Saturday, August 26, 2006

reverse culture shock

This afternoon, Brett and I visited our friend Kevin's moped shop, where Brett picked up a new spark plug boot and we hung out with Kevin and our friend Tim.

While we were there, a guy walked past the back door. I heard him start to walk by, and just after my mind registered that he was there, I realized he was talking/yelling at a girl who was also back there. For the first four or five seconds after he started talking, I was really taken aback by the fact he was speaking in English instead of French.

It was completely strange, and made me realize that I guess I was more entrenched in French culture and language while I was there than I thought.

Honestly, though, it shocked me how easily I adaped to speaking in French, thinking in French, reading in French. Even the first night we were there, when I was completely jet lagged and exhausted, I was able to communicate on a purely automatic level in the language. I barely had to think about what I was saying...I didn't have to think it in English and then translate it into French...it was just there, in my head, in French.

Weird. And extremely exhilirating.

I guess part of the ability to merge with the language sprung out of the knowledge that I was it, that I was the one everyone was relying on to figure things out. That responsibility motivated me to be much more bold than I would have been otherwise, I think. And that's a good thing: I know my French improved a great deal while I was there, largely because I gained a lot of confidence in speaking it and reading it.

Not to be a total braggart, but I had several people, many of whom were native French speakers, and some of whom were complete strangers, tell me I spoke French very well. That is a huge compliment coming from a French person. I even had one French woman think I WAS French.

All that simply rekindles my desire to continue to grow in my knowlege of the language. I know that while I do speak it well, there is so much I need to learn in the way of vocabulary, idomatic elements, and finesse. I'm hoping I can find people here in Seattle with whom I can talk and learn from. There's a cafe in the U-District that does language conversation nights, and Wednesdays are for French. I am going to go, maybe this week or the next. I really miss hearing the language since I've been back.

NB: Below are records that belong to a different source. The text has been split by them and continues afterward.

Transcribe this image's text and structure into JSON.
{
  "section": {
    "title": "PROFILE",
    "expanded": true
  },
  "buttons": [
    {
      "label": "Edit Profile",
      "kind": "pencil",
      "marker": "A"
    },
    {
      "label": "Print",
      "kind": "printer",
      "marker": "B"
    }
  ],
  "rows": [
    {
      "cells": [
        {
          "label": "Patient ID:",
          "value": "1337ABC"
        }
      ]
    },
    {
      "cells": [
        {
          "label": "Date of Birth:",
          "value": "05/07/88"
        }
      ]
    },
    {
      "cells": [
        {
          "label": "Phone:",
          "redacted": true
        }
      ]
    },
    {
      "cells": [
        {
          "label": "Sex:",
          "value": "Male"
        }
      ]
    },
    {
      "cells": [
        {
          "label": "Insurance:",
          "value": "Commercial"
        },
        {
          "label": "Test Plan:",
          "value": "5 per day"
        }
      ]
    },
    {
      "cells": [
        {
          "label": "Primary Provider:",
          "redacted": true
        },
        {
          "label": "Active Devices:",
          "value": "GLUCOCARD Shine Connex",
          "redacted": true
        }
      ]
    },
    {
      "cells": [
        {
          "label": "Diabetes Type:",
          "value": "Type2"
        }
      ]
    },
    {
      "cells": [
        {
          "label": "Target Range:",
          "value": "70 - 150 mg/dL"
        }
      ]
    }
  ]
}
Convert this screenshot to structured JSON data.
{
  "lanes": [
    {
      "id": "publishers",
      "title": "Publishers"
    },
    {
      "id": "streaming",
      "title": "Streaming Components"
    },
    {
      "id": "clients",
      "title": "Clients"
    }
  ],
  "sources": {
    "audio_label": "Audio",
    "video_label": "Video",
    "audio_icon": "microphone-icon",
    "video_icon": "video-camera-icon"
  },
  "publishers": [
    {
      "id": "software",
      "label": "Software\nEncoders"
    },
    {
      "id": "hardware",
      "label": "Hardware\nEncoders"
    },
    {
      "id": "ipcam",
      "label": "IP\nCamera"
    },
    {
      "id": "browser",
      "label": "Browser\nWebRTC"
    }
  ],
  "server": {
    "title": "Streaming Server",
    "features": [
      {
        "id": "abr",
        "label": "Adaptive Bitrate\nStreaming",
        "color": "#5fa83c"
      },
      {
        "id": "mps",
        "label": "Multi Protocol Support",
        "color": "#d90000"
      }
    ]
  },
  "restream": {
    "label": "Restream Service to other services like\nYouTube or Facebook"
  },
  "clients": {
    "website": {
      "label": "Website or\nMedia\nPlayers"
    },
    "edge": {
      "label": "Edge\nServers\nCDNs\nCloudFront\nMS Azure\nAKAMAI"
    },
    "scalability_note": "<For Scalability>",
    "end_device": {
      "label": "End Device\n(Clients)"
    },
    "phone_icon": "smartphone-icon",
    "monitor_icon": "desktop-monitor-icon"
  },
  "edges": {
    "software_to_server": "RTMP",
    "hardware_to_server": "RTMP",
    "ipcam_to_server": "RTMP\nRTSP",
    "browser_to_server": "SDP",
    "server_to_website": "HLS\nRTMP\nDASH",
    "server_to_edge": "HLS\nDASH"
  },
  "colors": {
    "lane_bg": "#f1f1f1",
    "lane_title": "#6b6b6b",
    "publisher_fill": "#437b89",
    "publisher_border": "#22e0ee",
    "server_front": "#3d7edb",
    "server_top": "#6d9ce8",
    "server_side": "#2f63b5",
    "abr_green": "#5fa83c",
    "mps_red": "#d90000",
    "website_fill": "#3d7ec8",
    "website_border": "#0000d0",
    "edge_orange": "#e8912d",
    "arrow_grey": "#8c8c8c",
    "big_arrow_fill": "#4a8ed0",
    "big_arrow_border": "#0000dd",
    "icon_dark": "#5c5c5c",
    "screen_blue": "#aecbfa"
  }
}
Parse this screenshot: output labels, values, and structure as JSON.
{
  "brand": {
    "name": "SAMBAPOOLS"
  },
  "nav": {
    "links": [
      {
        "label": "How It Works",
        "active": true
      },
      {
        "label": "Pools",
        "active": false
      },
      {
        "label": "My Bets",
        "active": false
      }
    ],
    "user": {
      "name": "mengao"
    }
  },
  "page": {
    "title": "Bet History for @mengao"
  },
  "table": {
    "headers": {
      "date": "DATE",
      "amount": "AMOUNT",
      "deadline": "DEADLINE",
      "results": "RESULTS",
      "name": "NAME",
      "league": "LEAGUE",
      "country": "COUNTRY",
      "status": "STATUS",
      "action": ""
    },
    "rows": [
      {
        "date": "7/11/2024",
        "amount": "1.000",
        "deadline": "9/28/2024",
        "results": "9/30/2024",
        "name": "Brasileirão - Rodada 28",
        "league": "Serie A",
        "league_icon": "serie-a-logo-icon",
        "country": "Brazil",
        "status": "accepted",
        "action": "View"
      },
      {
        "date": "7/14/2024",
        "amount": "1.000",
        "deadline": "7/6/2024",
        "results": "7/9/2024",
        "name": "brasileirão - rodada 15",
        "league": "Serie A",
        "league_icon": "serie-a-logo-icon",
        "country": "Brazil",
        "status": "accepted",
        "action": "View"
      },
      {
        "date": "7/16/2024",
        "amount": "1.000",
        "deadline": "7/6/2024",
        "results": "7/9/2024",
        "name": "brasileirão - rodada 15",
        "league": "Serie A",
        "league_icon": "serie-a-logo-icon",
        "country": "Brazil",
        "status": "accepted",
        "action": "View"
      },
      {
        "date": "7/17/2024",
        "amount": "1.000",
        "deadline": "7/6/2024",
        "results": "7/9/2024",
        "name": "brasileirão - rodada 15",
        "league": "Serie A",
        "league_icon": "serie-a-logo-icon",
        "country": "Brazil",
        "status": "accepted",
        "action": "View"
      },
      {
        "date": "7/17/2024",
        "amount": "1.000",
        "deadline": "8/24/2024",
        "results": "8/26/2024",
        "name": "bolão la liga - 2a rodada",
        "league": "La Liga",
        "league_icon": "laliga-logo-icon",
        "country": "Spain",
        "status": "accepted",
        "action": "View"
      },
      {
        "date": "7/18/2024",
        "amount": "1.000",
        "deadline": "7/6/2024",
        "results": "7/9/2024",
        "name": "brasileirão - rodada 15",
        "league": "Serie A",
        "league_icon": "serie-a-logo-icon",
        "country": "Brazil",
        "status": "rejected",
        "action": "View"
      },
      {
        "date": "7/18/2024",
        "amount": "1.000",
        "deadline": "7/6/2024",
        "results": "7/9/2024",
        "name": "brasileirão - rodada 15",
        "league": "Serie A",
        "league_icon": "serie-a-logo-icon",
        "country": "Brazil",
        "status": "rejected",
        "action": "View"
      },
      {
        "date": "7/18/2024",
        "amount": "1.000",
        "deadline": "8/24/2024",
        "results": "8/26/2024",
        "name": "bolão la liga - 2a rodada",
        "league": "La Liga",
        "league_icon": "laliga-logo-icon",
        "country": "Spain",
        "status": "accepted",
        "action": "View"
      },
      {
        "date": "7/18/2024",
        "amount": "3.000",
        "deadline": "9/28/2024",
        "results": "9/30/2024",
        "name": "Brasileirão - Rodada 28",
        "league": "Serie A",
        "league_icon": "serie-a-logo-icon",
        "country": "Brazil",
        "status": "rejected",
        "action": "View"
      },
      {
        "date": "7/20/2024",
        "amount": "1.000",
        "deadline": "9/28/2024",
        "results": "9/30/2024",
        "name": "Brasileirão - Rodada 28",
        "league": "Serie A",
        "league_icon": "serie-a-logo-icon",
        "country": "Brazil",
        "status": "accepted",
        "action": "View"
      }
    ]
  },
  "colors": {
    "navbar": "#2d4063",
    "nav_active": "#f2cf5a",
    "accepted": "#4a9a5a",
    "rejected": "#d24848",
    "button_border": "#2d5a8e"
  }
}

Anyway, while I was in Paris the last weekend before we came home, I wound up being by myself a lot, which I enjoyed. There's something about being alone in a big city that gives me a sense of...I"m not sure how to describe it. Maybe it's a sense of freedom and independence and, well, possibility, a feeling that the world is a really big place and I am just one small cog in it, and that anything could happen and I could go anywhere and do anything.

It was rainy that weekend, and cold, which was a welcome change for me since it had been extremely hot the whole time we were there. On Sunday, I got up and went to mass at Notre Dame with a few of the girls on the trip. (That was an amazing experience in itself.) The girls I had gone to church with went their own way after the service, and I went to do a few errands (relating to my duties as the French speaker on the trip). After that, I had the rest of the day by myself, since I had no way of getting in touch with any of the students.

I had wanted to do some last-minute shopping, so I left our hotel on the Ile St. Louis and walked across the Seine to catch the Metro Ligne 1 up to the Champs Elysees. I was standing in the train, near the door, as the train stopped at one of the stations; I don't remember which one -- maybe Franklin D. Roosevelt. As the loudspeaker sounded the tone that indicates the doors are closing, I recall looking out the door at the station, seeing the artwork on the walls, the advertisements, the people -- the entire scenario -- and feeling completely a part of the culture, and feeling like I could live there forever.

I wish I could describe it better. It was such a surreal and wonderful moment and something I'll remember my entire life.

Tuesday, August 15, 2006

Home again.

How can I even begin to condense my month-long trip into a blog post or two? How can I choose which photos to post from among the nearly 500 I took? How can I adequately convey the experience of being in French culture?

I don't know the answers to those questions right now. I'm exhausted (my flight from Heathrow to Seattle was canceled and I was re-routed through Atlanta, which added about 7 hours onto the day), jet-lagged, and I have a ton of stuff to get done today before I start my new job tomorrow.

For now, I'll just say that it was wonderful. I loved being in France, and as happy as I am to be back home in Seattle, I have to admit that I miss France today. I miss the buildings, the language, the pain au chocolat...

I guess I'll just content myself with the thought that I will be back, hopefully sooner rather than later, and I'll leave you with one of many great photos.

Wednesday, August 02, 2006

Pictures!!!

Finally!! Here is a link to my Flickr site, where I've put a bunch of photos from the France trip. Please visit, comment, enjoy.

I will try to add some more soon -- Brett has 2 more CDs full of photos at home with him...so we'll try to put them on as soon as possible.

Sorry I've been bad about updating recently...not much access to the internet. I will try to be better and I am trying to remember and write down stories to share later.

Gotta run -- someone else is waiting for the internet!